Finding the higher things

It's worth an extra moment to pause in front of that expensive store shelf or glossy catalog page.

Of course, that luxury stereo or car or purse looks better. But will it really enhance our lives? In our search for the high end, are we finding a higher expression - or merely feeding an overconsuming appetite?

The answers are not cut and dried, as Kim Campbell explains in this week's cover story on Americans' increasing attention to aesthetics and style. In some ways, consumers define themselves by what they buy, the experts say.

Of course, material things don't capture our total essence.

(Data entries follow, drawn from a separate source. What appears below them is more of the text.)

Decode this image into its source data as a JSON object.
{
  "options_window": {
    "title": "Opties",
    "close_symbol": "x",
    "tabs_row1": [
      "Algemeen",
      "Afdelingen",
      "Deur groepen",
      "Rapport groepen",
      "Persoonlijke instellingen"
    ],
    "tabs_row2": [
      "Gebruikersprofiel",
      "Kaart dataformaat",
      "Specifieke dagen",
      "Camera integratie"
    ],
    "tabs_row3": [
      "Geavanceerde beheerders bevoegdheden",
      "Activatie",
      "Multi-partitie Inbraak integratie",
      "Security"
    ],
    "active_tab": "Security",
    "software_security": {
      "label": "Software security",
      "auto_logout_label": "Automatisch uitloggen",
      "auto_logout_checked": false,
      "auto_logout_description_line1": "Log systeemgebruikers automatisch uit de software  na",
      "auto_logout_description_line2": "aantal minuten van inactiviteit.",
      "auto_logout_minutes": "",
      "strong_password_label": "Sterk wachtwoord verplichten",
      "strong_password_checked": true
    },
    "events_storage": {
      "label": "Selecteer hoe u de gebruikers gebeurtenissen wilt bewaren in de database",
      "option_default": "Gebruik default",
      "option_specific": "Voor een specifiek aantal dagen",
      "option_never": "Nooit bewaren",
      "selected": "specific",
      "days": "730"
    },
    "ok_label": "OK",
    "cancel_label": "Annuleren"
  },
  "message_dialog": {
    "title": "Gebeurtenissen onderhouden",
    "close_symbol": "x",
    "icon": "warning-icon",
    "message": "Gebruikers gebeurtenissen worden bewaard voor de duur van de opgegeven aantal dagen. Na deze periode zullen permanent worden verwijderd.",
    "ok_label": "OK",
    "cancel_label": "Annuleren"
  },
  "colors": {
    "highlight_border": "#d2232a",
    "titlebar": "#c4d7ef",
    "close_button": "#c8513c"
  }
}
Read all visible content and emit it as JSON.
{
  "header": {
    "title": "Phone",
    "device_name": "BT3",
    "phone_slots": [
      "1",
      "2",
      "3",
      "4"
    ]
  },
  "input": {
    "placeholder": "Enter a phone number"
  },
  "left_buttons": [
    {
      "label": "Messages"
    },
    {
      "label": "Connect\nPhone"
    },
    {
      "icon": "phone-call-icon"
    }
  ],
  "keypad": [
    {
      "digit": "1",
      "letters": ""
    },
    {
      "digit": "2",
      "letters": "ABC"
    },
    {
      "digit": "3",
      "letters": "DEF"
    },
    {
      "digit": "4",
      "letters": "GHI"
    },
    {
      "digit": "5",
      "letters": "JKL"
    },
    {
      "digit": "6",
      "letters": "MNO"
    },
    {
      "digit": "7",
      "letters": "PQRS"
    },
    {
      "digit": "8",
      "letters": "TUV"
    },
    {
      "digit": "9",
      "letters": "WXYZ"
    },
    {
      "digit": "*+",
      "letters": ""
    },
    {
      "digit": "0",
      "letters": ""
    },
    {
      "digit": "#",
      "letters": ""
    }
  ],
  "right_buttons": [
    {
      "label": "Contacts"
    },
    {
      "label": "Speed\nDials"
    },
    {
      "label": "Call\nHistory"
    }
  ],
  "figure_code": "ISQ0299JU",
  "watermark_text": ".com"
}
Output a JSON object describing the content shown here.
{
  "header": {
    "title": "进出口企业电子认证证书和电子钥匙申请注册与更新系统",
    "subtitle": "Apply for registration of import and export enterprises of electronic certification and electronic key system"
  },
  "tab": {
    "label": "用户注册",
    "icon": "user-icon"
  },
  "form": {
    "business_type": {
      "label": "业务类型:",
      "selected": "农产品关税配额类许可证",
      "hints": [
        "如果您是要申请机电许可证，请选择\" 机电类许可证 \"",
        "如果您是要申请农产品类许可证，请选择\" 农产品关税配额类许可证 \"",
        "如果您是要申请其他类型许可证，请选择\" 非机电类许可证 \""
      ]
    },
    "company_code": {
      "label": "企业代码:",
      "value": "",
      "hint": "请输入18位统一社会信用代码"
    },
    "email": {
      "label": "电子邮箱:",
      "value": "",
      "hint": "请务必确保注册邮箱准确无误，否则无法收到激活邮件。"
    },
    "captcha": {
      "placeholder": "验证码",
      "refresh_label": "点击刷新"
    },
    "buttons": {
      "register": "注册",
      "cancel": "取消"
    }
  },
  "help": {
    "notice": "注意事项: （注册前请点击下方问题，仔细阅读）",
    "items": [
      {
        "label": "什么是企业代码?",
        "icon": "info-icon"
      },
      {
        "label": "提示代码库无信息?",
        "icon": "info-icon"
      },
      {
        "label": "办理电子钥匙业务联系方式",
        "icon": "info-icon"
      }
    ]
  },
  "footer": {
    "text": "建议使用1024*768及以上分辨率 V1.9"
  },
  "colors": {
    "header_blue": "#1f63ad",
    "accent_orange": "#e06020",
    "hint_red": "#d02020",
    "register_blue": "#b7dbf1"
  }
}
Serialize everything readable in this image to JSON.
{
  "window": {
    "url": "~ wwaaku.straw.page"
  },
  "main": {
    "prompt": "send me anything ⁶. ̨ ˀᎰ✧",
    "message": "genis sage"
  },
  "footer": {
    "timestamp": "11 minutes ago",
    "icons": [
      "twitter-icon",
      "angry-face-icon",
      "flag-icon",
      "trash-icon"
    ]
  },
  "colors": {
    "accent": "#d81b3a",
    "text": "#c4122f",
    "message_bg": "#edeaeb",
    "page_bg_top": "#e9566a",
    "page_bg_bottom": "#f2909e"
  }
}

If they did, we would never look out to the stars to discover new opportunities - and, as science correspondent Peter Spotts reports, potential hazards.

Painting scenarios worthy of a techno-thriller (in fact, Hollywood has already picked up on the theme), astronomers are searching the skies for a new class of asteroids that could collide with Earth.

And if material beginnings determined our destiny, the young daughter of an illiterate mother would never have risen to prominence in the Arab world.

This week, Danna Harman profiles Yemen's first human rights minister, who has marked a series of firsts in her remarkable rise from television announcer to public servant. Amat al-Aleem Alsoswa is living proof of the potential for women in that conservative region - and the changes already afoot for some of them.

Maybe we're best defined by what we do. And become what we reach for.